Growing research shows that the fat-soluble vitamin K—and, specifically the form of vitamin K2 MK-7—is linked not only to cardiovascular health but also bone health. Low vitamin K2 status is associated with low bone mineral density—and, therefore, risk of fracture—and an increased risk of cardiovascular disease and death. Meanwhile, the other form of vitamin K—vitamin K2—plays a key role in blood clotting.
Vitamin K does have an overall DRI value; however, given current scientific evidence showing the unique health benefits of each vitamin K form (notably, blood clotting for vitamin K1 and cardiovascular/bone health benefits for vitamin K2), the Nutrients authors suggest that perhaps the vitamin K DRI could be updated to distinguish between the two, “possibly dividing the DRI into vitamin K1 and K2 forms.”
The Nutrients researchers also observe that magnesium “has been repeatedly identified as an under-consumed nutrient,” despite its important role in functions such as vitamin D metabolism and bone health and the fact that “almost every organ system is affected by the availability of Mg.”
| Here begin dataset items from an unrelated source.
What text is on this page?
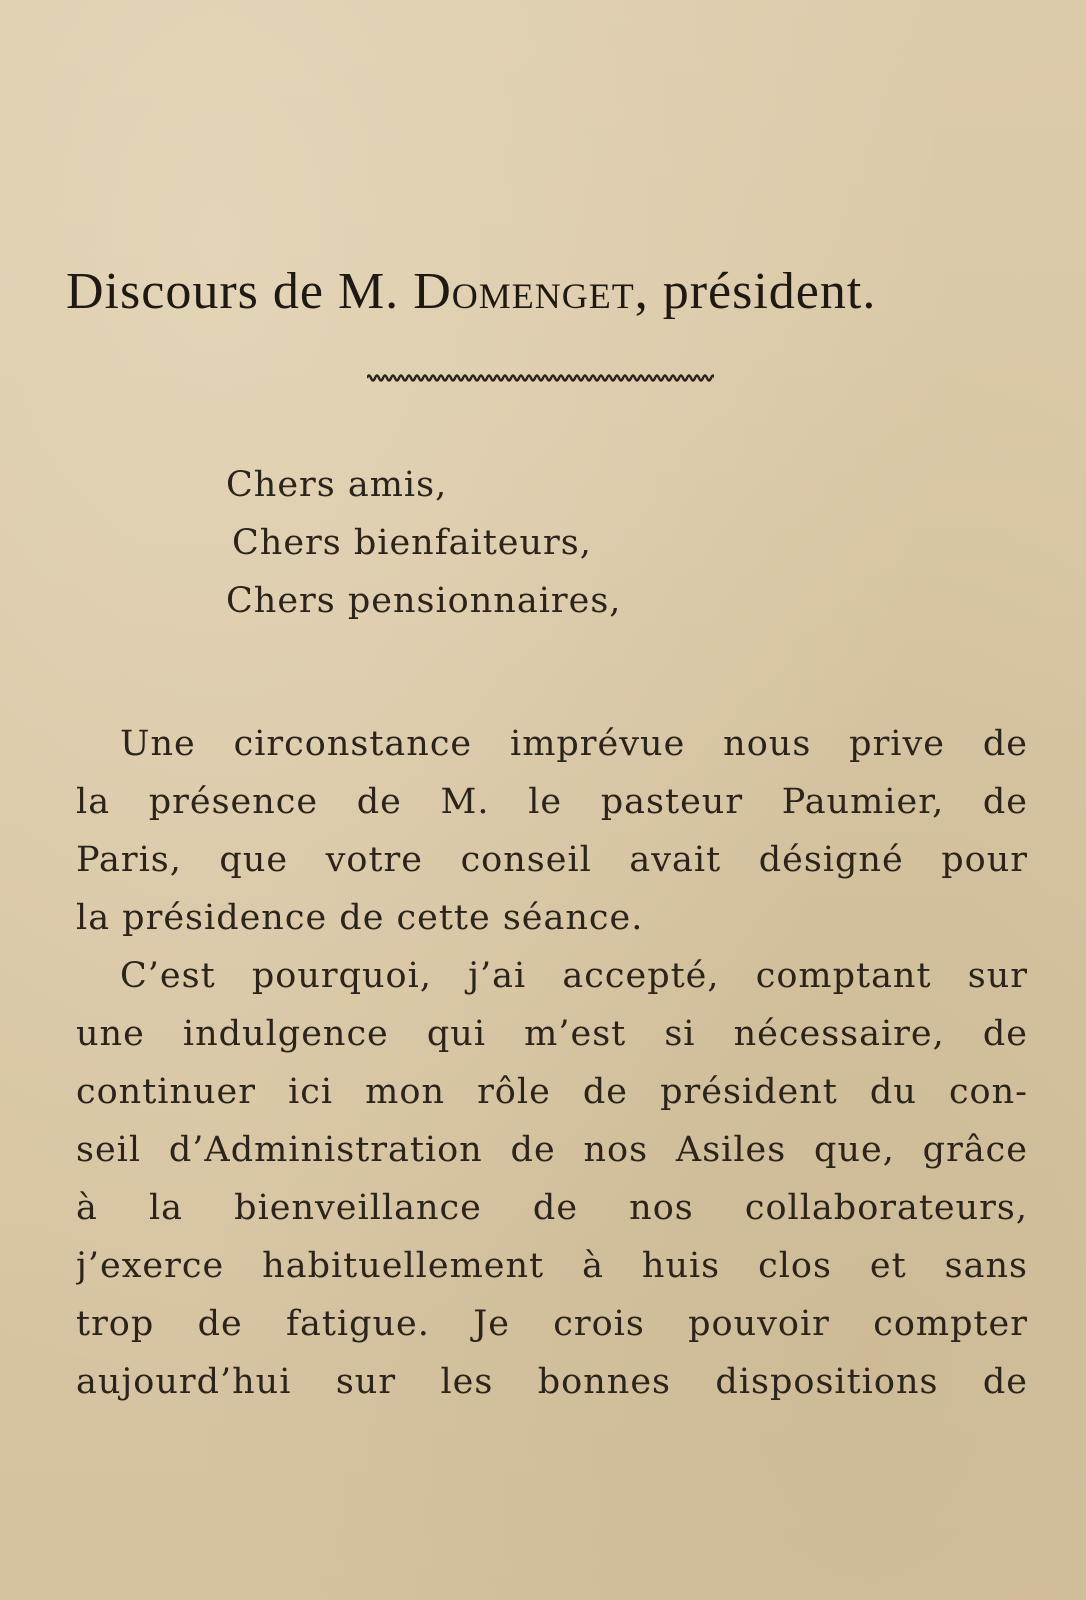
Discours de M. Domenget, président.
Chers amis,
Chers bienfaiteurs,
Chers pensionnaires,
Une circonstance imprévue nous prive de
la présence de M. le pasteur Paumier, de
Paris, que votre conseil avait désigné pour
la présidence de cette séance.
C’est pourquoi, j’ai accepté, comptant sur
une indulgence qui m’est si nécessaire, de
continuer ici mon rôle de président du con-
seil d’Administration de nos Asiles que, grâce
à la bienveillance de nos collaborateurs,
j’exerce habituellement à huis clos et sans
trop de fatigue. Je crois pouvoir compter
aujourd’hui sur les bonnes dispositions de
Magnesium currently does have a DRI established; however, the Nutrients authors note that the amount of magnesium not only consumed but also absorbed by the body can differ depending on factors such as weight, sex, and ethnicity. They advise, “Current DRIs need to be updated to consider physiological factors, i.e., body mass and obesity…” There is also a need to update food databases to better estimate the amount of magnesium and other nutrients in food, they said.
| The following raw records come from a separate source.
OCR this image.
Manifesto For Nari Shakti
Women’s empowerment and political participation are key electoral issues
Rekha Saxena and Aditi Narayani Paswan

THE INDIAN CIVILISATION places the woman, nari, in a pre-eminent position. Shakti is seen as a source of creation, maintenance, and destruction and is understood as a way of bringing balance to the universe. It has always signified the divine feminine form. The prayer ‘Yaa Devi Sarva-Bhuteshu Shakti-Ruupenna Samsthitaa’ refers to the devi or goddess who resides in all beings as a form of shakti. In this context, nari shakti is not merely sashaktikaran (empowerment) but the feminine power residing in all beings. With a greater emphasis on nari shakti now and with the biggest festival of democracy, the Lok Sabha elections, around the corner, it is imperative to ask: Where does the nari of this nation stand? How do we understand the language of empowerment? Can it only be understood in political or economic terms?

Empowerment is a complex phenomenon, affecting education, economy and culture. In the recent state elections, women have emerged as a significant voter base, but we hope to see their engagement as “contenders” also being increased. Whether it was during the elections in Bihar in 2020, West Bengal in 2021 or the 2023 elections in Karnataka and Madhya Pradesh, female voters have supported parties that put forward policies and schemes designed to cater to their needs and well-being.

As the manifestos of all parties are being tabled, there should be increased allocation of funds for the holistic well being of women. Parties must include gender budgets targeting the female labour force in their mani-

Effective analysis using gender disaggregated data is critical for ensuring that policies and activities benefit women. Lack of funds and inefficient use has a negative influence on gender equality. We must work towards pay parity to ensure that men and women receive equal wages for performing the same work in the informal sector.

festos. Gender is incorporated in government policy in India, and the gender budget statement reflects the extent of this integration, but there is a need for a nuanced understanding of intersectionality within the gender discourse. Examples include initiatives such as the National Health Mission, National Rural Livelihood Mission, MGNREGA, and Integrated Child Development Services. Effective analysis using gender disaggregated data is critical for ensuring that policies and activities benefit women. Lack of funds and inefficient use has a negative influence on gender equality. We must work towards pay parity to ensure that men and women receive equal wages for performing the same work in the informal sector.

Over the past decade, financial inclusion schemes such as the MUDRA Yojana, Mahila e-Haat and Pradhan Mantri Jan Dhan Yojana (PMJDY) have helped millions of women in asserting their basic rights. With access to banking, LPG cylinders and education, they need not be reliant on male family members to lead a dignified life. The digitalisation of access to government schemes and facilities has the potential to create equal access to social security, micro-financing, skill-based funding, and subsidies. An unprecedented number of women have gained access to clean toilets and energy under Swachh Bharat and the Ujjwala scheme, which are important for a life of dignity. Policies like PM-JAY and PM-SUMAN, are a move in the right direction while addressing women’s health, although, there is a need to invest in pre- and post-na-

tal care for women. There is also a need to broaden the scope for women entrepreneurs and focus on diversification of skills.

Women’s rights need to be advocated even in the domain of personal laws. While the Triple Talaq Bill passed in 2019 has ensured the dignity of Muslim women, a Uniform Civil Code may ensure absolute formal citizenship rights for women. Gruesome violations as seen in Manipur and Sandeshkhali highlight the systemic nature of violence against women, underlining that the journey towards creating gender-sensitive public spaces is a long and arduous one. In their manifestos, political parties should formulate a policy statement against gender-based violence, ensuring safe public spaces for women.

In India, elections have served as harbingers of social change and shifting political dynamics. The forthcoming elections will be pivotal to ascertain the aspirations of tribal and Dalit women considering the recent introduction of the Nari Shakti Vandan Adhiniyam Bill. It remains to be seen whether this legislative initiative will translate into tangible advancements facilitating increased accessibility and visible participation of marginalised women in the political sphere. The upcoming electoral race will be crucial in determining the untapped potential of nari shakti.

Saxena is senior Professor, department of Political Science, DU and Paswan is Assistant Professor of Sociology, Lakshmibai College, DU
Finally, the authors state, there is a need for better biomarkers to help assess nutrient deficiencies and to better target healthy dietary intake levels. “There is an opportunity to modernize vitamin and mineral intake recommendations based on biomarker or surrogate endpoint levels needed to ‘prevent deficiency’ with DRIs based on the ranges of biomarker or surrogate endpoints levels that support normal cell/organ/tissue function in healthy individuals, and to establish DRIs for bioactive compounds.”
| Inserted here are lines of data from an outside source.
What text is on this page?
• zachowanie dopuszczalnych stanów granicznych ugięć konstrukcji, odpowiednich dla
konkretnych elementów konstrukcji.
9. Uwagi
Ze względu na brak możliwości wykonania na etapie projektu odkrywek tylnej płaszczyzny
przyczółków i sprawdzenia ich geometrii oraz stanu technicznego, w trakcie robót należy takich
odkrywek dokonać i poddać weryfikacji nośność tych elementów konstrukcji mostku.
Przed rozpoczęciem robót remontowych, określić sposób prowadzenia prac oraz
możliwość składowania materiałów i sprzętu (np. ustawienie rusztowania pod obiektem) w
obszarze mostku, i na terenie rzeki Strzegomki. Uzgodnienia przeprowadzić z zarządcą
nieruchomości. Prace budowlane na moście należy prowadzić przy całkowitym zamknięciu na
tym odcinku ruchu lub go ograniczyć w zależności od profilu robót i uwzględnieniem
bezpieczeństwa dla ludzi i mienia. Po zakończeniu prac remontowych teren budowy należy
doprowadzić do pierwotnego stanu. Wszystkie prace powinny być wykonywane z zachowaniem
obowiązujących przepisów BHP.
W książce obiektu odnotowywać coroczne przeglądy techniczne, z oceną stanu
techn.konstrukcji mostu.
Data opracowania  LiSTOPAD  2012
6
The growing trend of personalized nutrition also requires updated nutrient targets, the authors said, adding, “We propose greater research investment in validating biomarkers and metabolic health measures and the development and use of inexpensive diagnostic devices. Data generated from such approaches will help elucidate optimal nutrient status, provide objective evaluations of an individual’s nutritional status, and serve to provide personalized nutrition guidance.”
In conclusion, the authors write, “Underconsumption of some essential nutrients and food bioactive components, especially from food alone, is still a concern in the U.S. population, even though dietary guidance recognizes the contributions from food fortification and vitamin and mineral dietary supplements. The DGA aim is to provide recommendations for healthy eating to promote health and prevent disease, and are updated periodically to incorporate current scientific evidence; yet, recommended intakes still rely on DRIs established decades ago. Moreover, U.S. DRIs define dietary intakes needed to maintain nutritional status at levels that prevent vitamin/mineral deficiency diseases; DRIs should be revised to be based on intake levels that provide cells, organs, and tissues with access to adequate amounts of micronutrients (and bioactives) to functional optimally, i.e., healthy structure/function outcomes."
Many of the authors of the Nutrients paper were speakers at the Council for Responsible Nutrition’s (CRN; Washington, DC) October 2020 “Science in Session: 2020” virtual conference, whose focus was “challenges and opportunities for public health recommendations around dietary supplements.”